Мол, оставь эгалитэ газетным передовицам.
К счастью, за подругой приехали из Германии ее знакомые на машине и увезли гостить на целую неделю.
— Кстати, — обернулась она с порога. — Звонил из Парижа твой муж, будет еще раз звонить в восемь часов!
Это было как раз после террасы, после «я — брат преступника…», когда она пригласила Павла вечером «на телевизор». Вот уже неделю она здесь, и мужу до сих пор не приходило в голову звонить ей из своего Парижа. Но именно сегодня, когда ее уже знобило в ожидании «программы ВРЕМЯ», он не мог не почувствовать издали этого озноба и тотчас обозначился. Уж этот нюх у него срабатывал на любом расстоянии и при любой международной обстановке — на которую, впрочем, у него тоже был нюх, иначе бы не был он таким преуспевающим журналистом-международником.
Всю программу «Время» Женя прождала звонка. Ее напряжение передавалось гостю, он уже и без того был раздавлен тем, КТО она, а тут еще муж из Парижа звонит…
Ну все, я пошел…
А уже манил этот притягательный, этот таинственный, недостижимый жар, уже хотелось завладеть им и зажечься.
Но он сам не знал, каким даром обладает, он боялся, что он ничто, а она все. И время утекало в пустоту.
Однажды она вышла на балкон, оставив его в комнате, санаторий их высился на холме, окруженный кольцевой долиной, как древний замок рвом. Противолежащие лесистые склоны сбегали глубоко вниз, до головокружения. Небо покоилось близко, как потолок, — в России совсем другое небо.
И только она так подумала, налетела вражья сила, Женя явственно ощутила ее за спиной, словно туча надвигалась, даже шелест крыльев различила в шуме приближения этой грозящей силы, только крылья были не ангельские.
Такая нежность просыпается в мужчине лишь от силы, лишь в окончательном бесстрашии. Уже, значит, зарастил своей кровью ту пропасть между ними, замостил своим мясом и пробрался к ней по тонкому мосточку.
Но только он лег — звонок. Кто говорит? — носорог…
Ох уж этот нюх носорожий!
— Да, и я тебя! — отвечала Женя в трубку.

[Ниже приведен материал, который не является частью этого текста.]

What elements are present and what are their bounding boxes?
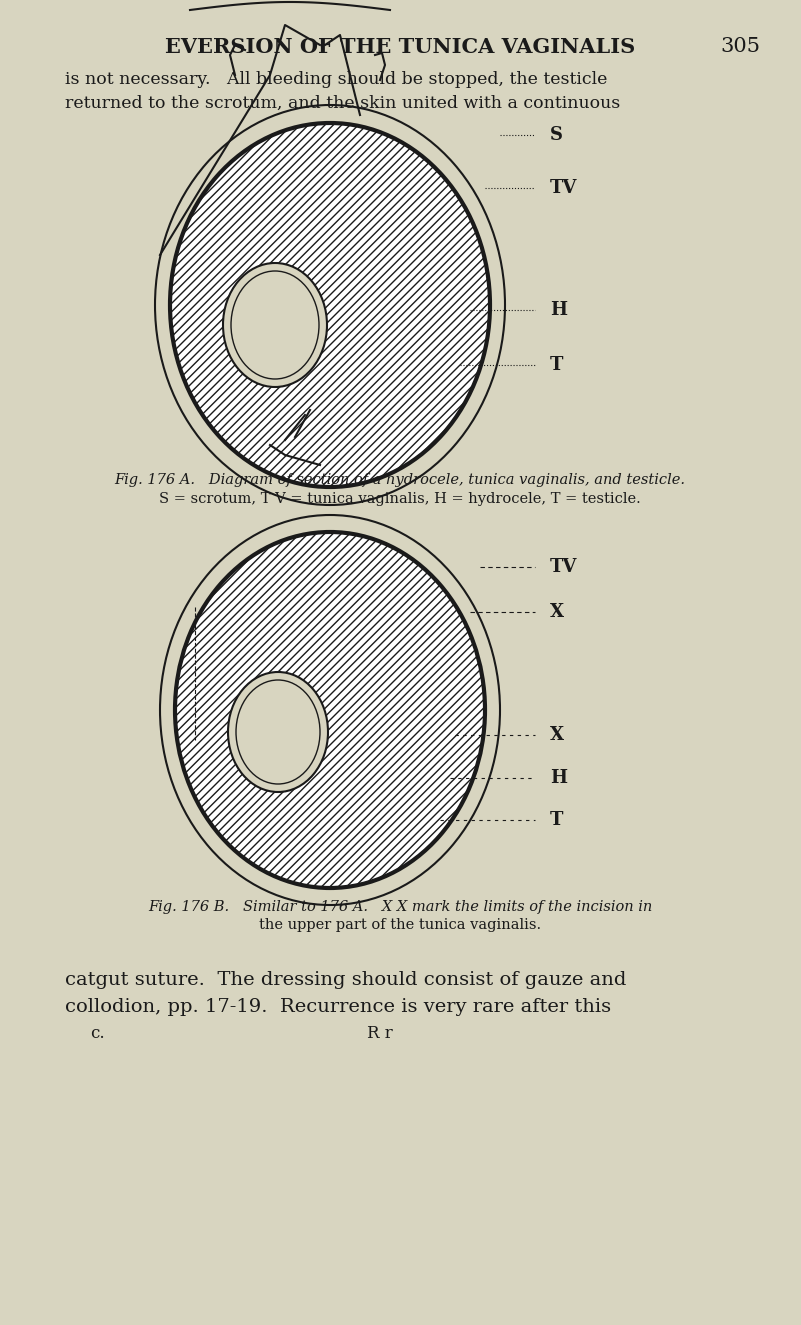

И все рухнуло, естественно, и она разразилась слезами, прогнала Павла, да он бы и так ушел. Она разбалансировалась вся и три дня плакала и в одиночестве скиталась по горам, по всем этим окультуренным тропинкам, ведущим на «выглядки», голова кружилась от высоты на пятачках смотровых башен. Щурясь от ветра, некрасивая, на низких каблуках, закутавшись во все теплое, что у нее было, одна в целом бескрайнем мире, одна в этих горах, одна на этих «выглядках» — еще недавно она бы упивалась этим одиночеством и музыкой ветра. Но уже зародилась в этом пустом мире манящая пульсирующая точка — как прерывистое око маяка.